Back in Town
Or rather, back on the Internet, as I've been back in town for a week now.
It's been a fantastic month. My mind is still whirling with a constant stream of images and memories, from Portland's bars to Monument Valley's jeep ride, from Chicago's street sculptures (by none less than Picasso, Miró, Dubuffet, or Calder) to the helicopter diving into the Grand Canyon, from Boston's clam chowder to the beautiful arches of Utah, from Washington DC's National Gallery to driving the 17 miles of dirt road of the Valley of the Gods at the wheel of a Hyundai Accent, from walking one last time on the beach with a couple of friends to my last dances in Southern California, from the laughters and hugs at the pub this one last night to the last precious goodbye words spoken or written to me...

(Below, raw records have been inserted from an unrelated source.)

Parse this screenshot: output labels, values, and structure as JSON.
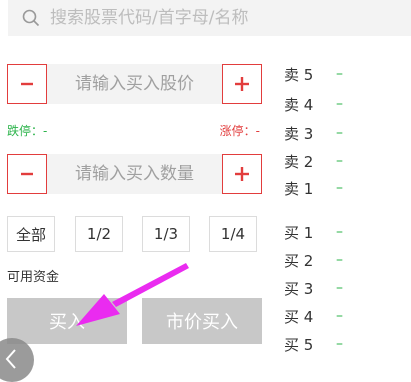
{
  "search": {
    "placeholder": "搜索股票代码/首字母/名称"
  },
  "price_stepper": {
    "placeholder": "请输入买入股价",
    "minus": "−",
    "plus": "+"
  },
  "limits": {
    "down_label": "跌停：-",
    "up_label": "涨停：-"
  },
  "qty_stepper": {
    "placeholder": "请输入买入数量",
    "minus": "−",
    "plus": "+"
  },
  "fractions": [
    "全部",
    "1/2",
    "1/3",
    "1/4"
  ],
  "funds_label": "可用资金",
  "actions": {
    "buy": "买入",
    "market_buy": "市价买入"
  },
  "orderbook": {
    "sell": [
      {
        "label": "卖 5",
        "value": "–"
      },
      {
        "label": "卖 4",
        "value": "–"
      },
      {
        "label": "卖 3",
        "value": "–"
      },
      {
        "label": "卖 2",
        "value": "–"
      },
      {
        "label": "卖 1",
        "value": "–"
      }
    ],
    "buy": [
      {
        "label": "买 1",
        "value": "–"
      },
      {
        "label": "买 2",
        "value": "–"
      },
      {
        "label": "买 3",
        "value": "–"
      },
      {
        "label": "买 4",
        "value": "–"
      },
      {
        "label": "买 5",
        "value": "–"
      }
    ]
  },
  "colors": {
    "accent_red": "#e23d3d",
    "green": "#2bb34a",
    "annotation": "#ea2bf0"
  }
}
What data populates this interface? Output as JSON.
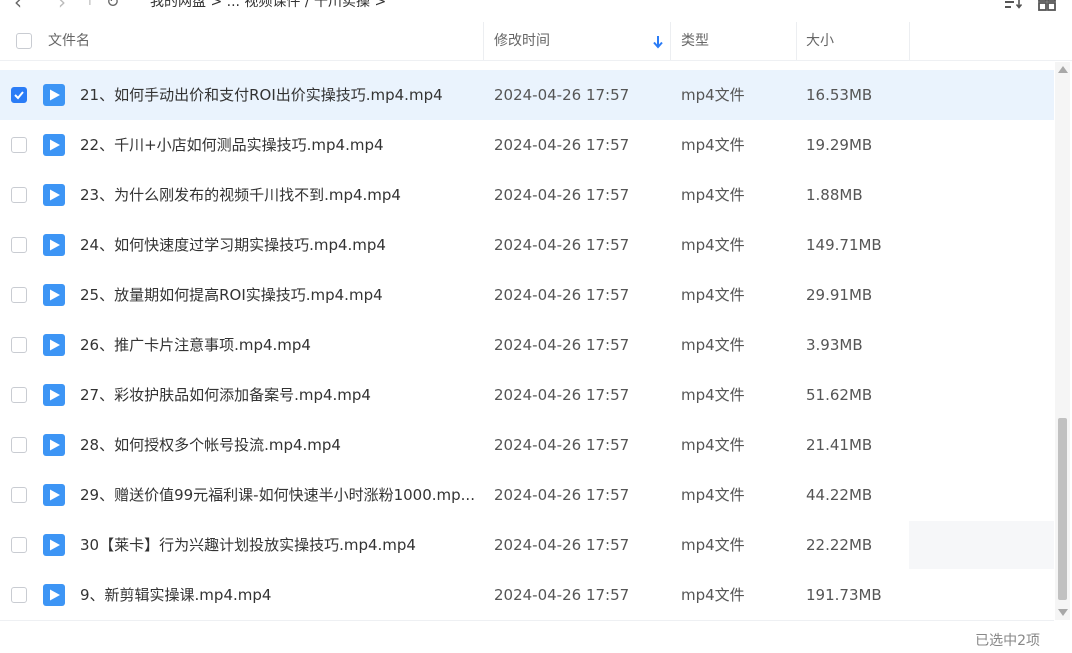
{
  "toolbar": {
    "breadcrumb_text": "我的网盘  >  ...  视频课件 / 千川实操  >"
  },
  "header": {
    "name_label": "文件名",
    "modified_label": "修改时间",
    "type_label": "类型",
    "size_label": "大小"
  },
  "colors": {
    "accent": "#2b7cf6",
    "selected_row": "#eaf3fd",
    "file_icon": "#3d95f5"
  },
  "files": [
    {
      "name": "21、如何手动出价和支付ROI出价实操技巧.mp4.mp4",
      "modified": "2024-04-26 17:57",
      "type": "mp4文件",
      "size": "16.53MB",
      "checked": true
    },
    {
      "name": "22、千川+小店如何测品实操技巧.mp4.mp4",
      "modified": "2024-04-26 17:57",
      "type": "mp4文件",
      "size": "19.29MB",
      "checked": false
    },
    {
      "name": "23、为什么刚发布的视频千川找不到.mp4.mp4",
      "modified": "2024-04-26 17:57",
      "type": "mp4文件",
      "size": "1.88MB",
      "checked": false
    },
    {
      "name": "24、如何快速度过学习期实操技巧.mp4.mp4",
      "modified": "2024-04-26 17:57",
      "type": "mp4文件",
      "size": "149.71MB",
      "checked": false
    },
    {
      "name": "25、放量期如何提高ROI实操技巧.mp4.mp4",
      "modified": "2024-04-26 17:57",
      "type": "mp4文件",
      "size": "29.91MB",
      "checked": false
    },
    {
      "name": "26、推广卡片注意事项.mp4.mp4",
      "modified": "2024-04-26 17:57",
      "type": "mp4文件",
      "size": "3.93MB",
      "checked": false
    },
    {
      "name": "27、彩妆护肤品如何添加备案号.mp4.mp4",
      "modified": "2024-04-26 17:57",
      "type": "mp4文件",
      "size": "51.62MB",
      "checked": false
    },
    {
      "name": "28、如何授权多个帐号投流.mp4.mp4",
      "modified": "2024-04-26 17:57",
      "type": "mp4文件",
      "size": "21.41MB",
      "checked": false
    },
    {
      "name": "29、赠送价值99元福利课-如何快速半小时涨粉1000.mp...",
      "modified": "2024-04-26 17:57",
      "type": "mp4文件",
      "size": "44.22MB",
      "checked": false
    },
    {
      "name": "30【莱卡】行为兴趣计划投放实操技巧.mp4.mp4",
      "modified": "2024-04-26 17:57",
      "type": "mp4文件",
      "size": "22.22MB",
      "checked": false
    },
    {
      "name": "9、新剪辑实操课.mp4.mp4",
      "modified": "2024-04-26 17:57",
      "type": "mp4文件",
      "size": "191.73MB",
      "checked": false
    }
  ],
  "status": {
    "selection_text": "已选中2项"
  }
}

There's been the confusion, too, of not knowing whether I was happy to be back in France, sipping a very drinkable coffee in a random café while reading the newspaper, gently hugging my grandma in spite of her steadier and steadier nagging about when I'm going to give her a great-grand-daughter, taking care of my dog, seeing my mountains again, slowly starting to turn to the bright reds and oranges and yellows of autumn... or sad to leave so many good people and things behind. I've finally decided it was possible to be both, and it's actually easier and easier to focus on the future and the bright possibilities it holds. Especially given the fantastic fellowship I got: two years of funding for me and extra money for my lab, as well as two months of intensive German classes prior the beginning of my research project!
I feel suspended between both cultures at the moment. Being in my hometown, a place where, let's face it, I never really fit, and which is clearly provincial, makes the differences stand out more than a city like Paris would. Shops close at lunch time; deaths are announced by means of small posters tapped to the walls of the various neighborhoods; and here I am, dancing to the sound of the swing music in my headphones, thinking about maths and postdoctoral studies and bioinformatics and moving to Germany, feeling both at home and quite out of place.
More importantly, I still feel pretty good about it all.